Bahkan ada pula yang menyebut pada akhir-akhir ini sebagai wisata religi atau agama.
Yang disebut terakhir ini tentu
mempunyai dasar yang relevan juga. Bukankah perosesi haji itu sendiri oleh beberapa kalangan
disebut sebagai wisata jasmani dan ruhani atau wisata agama.
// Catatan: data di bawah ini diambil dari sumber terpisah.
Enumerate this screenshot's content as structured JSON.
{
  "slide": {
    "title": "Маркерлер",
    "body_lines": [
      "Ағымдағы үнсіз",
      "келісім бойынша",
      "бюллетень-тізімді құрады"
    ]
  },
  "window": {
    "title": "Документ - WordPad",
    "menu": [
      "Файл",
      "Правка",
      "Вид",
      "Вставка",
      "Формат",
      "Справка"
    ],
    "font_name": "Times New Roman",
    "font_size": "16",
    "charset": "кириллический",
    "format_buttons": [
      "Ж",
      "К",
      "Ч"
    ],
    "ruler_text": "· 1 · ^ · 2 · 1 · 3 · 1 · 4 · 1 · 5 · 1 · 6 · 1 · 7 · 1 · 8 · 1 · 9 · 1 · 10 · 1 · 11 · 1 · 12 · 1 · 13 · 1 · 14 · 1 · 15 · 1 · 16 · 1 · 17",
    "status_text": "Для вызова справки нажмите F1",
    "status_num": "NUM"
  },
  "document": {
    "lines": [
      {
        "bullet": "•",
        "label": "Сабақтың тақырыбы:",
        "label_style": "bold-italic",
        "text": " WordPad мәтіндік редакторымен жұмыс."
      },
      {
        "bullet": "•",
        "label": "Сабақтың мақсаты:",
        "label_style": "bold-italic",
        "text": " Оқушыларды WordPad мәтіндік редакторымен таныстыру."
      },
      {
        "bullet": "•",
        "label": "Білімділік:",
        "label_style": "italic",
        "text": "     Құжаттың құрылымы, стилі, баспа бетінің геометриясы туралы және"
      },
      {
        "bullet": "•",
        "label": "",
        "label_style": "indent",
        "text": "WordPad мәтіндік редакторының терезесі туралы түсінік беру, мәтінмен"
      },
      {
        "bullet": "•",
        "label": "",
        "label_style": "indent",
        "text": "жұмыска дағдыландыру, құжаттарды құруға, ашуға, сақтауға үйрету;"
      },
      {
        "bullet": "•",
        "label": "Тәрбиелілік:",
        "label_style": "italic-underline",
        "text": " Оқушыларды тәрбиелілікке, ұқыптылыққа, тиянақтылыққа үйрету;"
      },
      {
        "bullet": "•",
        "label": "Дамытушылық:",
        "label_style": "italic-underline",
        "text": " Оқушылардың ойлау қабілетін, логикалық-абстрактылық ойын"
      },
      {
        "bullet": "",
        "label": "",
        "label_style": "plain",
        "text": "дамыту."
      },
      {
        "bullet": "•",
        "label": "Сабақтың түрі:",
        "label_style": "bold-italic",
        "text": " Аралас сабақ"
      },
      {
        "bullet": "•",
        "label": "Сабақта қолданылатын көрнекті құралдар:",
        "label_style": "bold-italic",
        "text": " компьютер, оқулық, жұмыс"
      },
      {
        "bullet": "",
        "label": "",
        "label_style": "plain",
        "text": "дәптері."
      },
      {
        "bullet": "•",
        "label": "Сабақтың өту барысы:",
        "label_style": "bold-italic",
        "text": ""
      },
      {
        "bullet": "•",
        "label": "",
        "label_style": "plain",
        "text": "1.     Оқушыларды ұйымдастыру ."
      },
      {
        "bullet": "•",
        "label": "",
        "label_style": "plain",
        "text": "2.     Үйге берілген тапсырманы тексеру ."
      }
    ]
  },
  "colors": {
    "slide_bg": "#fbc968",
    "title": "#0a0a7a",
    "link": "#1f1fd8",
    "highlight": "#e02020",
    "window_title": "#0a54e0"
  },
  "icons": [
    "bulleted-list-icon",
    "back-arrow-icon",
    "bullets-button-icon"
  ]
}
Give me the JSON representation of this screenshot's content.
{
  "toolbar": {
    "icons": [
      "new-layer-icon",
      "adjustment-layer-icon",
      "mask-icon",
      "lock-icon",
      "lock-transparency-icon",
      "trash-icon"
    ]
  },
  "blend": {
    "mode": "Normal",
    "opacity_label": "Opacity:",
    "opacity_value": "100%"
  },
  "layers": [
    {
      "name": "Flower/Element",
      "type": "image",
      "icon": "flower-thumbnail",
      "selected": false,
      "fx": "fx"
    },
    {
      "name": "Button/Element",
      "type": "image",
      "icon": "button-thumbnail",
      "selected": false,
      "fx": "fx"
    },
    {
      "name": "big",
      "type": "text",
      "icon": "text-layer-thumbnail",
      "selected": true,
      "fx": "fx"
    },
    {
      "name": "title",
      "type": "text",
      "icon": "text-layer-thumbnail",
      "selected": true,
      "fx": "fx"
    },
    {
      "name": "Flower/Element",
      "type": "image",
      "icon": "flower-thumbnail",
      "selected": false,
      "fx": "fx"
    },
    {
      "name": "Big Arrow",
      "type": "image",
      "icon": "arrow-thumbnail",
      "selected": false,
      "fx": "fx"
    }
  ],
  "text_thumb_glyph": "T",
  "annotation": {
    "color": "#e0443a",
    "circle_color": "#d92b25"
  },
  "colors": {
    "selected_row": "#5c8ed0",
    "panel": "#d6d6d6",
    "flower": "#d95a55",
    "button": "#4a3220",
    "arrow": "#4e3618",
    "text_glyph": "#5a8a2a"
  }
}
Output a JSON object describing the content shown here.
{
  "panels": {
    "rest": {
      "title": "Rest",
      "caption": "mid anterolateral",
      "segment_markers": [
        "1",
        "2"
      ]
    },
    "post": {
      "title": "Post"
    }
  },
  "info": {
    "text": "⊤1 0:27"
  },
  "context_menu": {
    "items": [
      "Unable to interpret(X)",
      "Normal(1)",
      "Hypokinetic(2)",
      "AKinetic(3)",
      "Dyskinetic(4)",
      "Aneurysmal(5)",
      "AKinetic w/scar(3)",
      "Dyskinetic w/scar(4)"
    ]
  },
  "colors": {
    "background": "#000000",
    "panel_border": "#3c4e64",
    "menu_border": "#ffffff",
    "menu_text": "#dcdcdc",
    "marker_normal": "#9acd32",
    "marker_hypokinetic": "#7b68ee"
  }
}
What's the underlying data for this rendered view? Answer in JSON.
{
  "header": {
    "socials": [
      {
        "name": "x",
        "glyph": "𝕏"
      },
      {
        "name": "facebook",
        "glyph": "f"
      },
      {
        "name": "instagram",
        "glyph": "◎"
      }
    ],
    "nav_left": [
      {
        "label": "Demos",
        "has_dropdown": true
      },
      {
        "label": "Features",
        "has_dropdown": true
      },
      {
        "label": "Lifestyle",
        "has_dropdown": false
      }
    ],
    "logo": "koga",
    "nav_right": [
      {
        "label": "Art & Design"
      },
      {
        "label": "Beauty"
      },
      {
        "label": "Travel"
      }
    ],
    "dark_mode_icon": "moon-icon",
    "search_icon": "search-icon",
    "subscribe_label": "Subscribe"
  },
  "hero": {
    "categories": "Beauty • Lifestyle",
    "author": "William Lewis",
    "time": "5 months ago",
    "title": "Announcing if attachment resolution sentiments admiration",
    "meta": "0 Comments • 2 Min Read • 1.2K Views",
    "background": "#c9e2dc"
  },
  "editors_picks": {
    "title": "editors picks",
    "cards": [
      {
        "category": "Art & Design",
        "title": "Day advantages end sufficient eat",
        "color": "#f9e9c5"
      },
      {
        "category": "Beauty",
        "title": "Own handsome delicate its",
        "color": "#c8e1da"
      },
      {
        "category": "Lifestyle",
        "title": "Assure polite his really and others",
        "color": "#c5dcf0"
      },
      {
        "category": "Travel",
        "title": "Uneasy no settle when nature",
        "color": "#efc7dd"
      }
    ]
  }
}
Di dalam Bahasa Inggris hajji yang biasa disebut pilgrimage
itu, juga disebut sacred journey atau perjalanan suci. Sementara di
dalam Islam sendiri ibadah haji berarti jawaban untuk memenuhi panggilan Allah
sesuai do’a Nabi Ibrahim as. Sebagai lambangt akidah tauhid untuk kebesaran Allah swt dan merupakan tuntunan
yang mesti dilakukan setiap muslim dan muslimat yang mempunyai kemampuan untuk
melaksanakannya. Ibadah hajji menjadi rukun (pilar) Islam yang ke-5 berdasarkan
firman Allah di dalam al-Qurán. [3]
Sementara itu di dalam kaitan dengan nilai-nilai
ideal dari kepariwisataan bagi Islam adalah bagaimana ummatnya mengambil
i’tibar atau pelajaran dari hasil pengamatan dalam perjalanan yang dilakukan
sebagai diisyaratkan al-Qurán (QS,6 :11) [4]. Menurut Mufassir al-Maraghi, perjalanan
manusia dengan maksud dan keperluan tertentu di permukaan bumi harus diiringi
dengan keharusan untuk memperhatikan dan mengambil pelajaran dari peninggalan
dan peradaban bangsa-bangsa terdahulu seperti yang dinyatakan pada ayat tadi dan
berikut, QS Fathir,35 : 44.[5]
Selanjutnya Al-Qur’an menggambarkan pula apabila
manusia itu mau memperhatikan, mereka
akan dapat melihat dan mengetahui bahwa dalam alam sekelilingnya, malah pada
diri mereka sendiri (jasmaniiah dan ruhaniah) berlaku peraturan-peraturan
sunnatullah (M. Natsir, 1969 :4) [6] Pada bagian lain Al-Qur ‘an menekankan
perlunya jaminan keamanan suatu daerah atau negara serta fasilitas yang
tersedia bagi para wisatawan. Hal ini ditekankan oleh Mufassir al-Qurthubi
ketika memahami QS Saba’ 34: 18. [7]
III. Fungsi dan Peranan
Pariwisata
Apabila direnungkan secara mendalam, berdasarkan
uraian di atas tadi maka dilihat dari makna substantif dan jenis pariwisata
serta kategori wisata dilihat dari objek dan kegiatan ideal yang hendak ditujunya,
maka fungsi wisata pada dasarnya adalah aktivitas luar dan di dalam ruangan (out
door and indoor activities) perorangan
atau kolektif untuk memberikan kesegaran
dan semangat hidup baik secara jasmani mapun rohani.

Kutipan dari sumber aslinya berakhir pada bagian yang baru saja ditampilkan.